Repost from NRDC Switchboard, Diane Bailey’s Blog
Valero’s Magic Box, balancing sludge v. stink of crude oil
Posted March 26, 2014
Last night I learned all about the magic box of Valero’s “operating envelope” at their Benicia (San Francisco Bay Area) refinery during their public meeting for the proposed Crude Oil Rail Terminal. Valero staff described the proposal to a packed audience, speaking cheerfully about bringing two 50-tanker car trains of crude oil in and out of Benicia each day. The friendly façade crumbled a little during the lengthy explanation to concerned community residents about the type of crude oil that could be coming in those tanker trains, confirming that they may carry dirty tar sands and volatile Bakken crude oil.
This slide from Valero’s presentation shows the magic box that bounds the density of the crude oil – the sludge factor, and the sulfur levels – aka the stink factor – of the crude oil that the Valero Benicia refinery is capable of handling. It turns out though that the refinery can take a lot of different kinds of crude oil outside the magic yellow box; these are the yellow triangles. The yellow triangles outside the magic box include both Bakken and tar sands crude oil. That is to say that they can get the world’s dirtiest and most dangerous crude oils into the magic box of the refinery operating envelope by mixing them. That’s right, they can brew up an exceptionally hazardous cocktail of tar sands sludge mixed with volatile Bakken crude oil to get inside the magic box.

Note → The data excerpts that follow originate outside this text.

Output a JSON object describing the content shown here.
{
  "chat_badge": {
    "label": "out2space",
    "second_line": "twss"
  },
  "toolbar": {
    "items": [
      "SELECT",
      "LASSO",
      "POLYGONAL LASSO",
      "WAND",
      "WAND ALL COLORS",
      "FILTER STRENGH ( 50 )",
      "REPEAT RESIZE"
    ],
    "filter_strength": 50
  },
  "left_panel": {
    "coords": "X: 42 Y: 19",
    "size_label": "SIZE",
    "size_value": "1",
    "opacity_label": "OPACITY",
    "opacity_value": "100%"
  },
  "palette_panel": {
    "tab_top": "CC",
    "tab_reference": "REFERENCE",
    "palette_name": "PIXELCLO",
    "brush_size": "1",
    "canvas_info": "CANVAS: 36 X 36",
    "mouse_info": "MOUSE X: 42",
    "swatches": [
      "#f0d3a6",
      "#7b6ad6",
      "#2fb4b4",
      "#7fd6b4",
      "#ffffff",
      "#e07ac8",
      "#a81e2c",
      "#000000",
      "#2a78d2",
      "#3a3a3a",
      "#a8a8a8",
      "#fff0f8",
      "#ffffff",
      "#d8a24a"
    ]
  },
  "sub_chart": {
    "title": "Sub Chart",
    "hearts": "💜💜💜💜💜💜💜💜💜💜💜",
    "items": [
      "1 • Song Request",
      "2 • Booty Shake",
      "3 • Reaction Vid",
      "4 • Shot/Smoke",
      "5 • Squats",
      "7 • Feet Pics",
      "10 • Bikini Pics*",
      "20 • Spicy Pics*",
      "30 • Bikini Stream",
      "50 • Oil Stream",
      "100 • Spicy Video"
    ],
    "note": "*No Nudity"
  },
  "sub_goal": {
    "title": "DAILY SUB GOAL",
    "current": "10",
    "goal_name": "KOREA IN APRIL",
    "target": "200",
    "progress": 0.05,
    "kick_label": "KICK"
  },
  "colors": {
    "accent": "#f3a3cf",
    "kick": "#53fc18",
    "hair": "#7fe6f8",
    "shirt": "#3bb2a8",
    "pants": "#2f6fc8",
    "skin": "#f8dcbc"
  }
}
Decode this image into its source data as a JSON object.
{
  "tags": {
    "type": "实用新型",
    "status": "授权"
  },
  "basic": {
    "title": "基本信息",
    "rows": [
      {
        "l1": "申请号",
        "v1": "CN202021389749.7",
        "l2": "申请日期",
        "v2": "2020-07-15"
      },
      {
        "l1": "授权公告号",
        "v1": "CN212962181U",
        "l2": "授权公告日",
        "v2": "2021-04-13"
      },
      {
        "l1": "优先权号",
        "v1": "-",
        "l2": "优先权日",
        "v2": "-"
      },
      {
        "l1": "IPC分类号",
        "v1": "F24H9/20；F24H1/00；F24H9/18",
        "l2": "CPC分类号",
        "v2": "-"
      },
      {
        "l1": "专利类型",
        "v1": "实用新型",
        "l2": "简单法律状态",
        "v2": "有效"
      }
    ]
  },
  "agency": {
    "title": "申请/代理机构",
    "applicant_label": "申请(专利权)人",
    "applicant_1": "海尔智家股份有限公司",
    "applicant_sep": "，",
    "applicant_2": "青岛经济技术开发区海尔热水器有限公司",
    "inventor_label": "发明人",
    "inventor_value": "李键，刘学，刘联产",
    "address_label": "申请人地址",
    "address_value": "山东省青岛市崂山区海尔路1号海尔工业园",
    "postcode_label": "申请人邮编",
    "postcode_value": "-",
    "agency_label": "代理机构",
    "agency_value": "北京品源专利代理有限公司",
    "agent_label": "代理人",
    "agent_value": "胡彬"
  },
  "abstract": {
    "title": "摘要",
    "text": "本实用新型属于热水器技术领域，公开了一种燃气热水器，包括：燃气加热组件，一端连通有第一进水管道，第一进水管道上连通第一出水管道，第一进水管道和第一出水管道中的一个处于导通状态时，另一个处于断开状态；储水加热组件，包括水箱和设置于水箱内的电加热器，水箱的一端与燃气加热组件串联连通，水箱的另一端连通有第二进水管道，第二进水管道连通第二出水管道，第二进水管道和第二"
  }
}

So, Valero can take the sludgiest, highest stink crude oil and cut it with lighter oil. Then, voila, they say there are no changes to the balance of sludge and stink in the crude oil refined. Although this mix may look like the same old conventional crude oil according to Valero’s magic box theory, the reality is that this kind of blend of extreme crude oils creates the greatest public health hazards. Why? It retains the toxic heavy metal contamination from sludgy crudes and that comes out as air pollution; It is much harder to process, which means even more air pollution; it is unstable, prone to volatilizing toxic hydrocarbons like benzene; and it is highly corrosive, putting the refinery and infrastructure at greater risk of accidents.
Will Valero come clean with a real analysis of the public health, safety and environmental risks of the project when the draft Environmental Impact Report comes out next month? Or will they hide these impacts in magic boxes?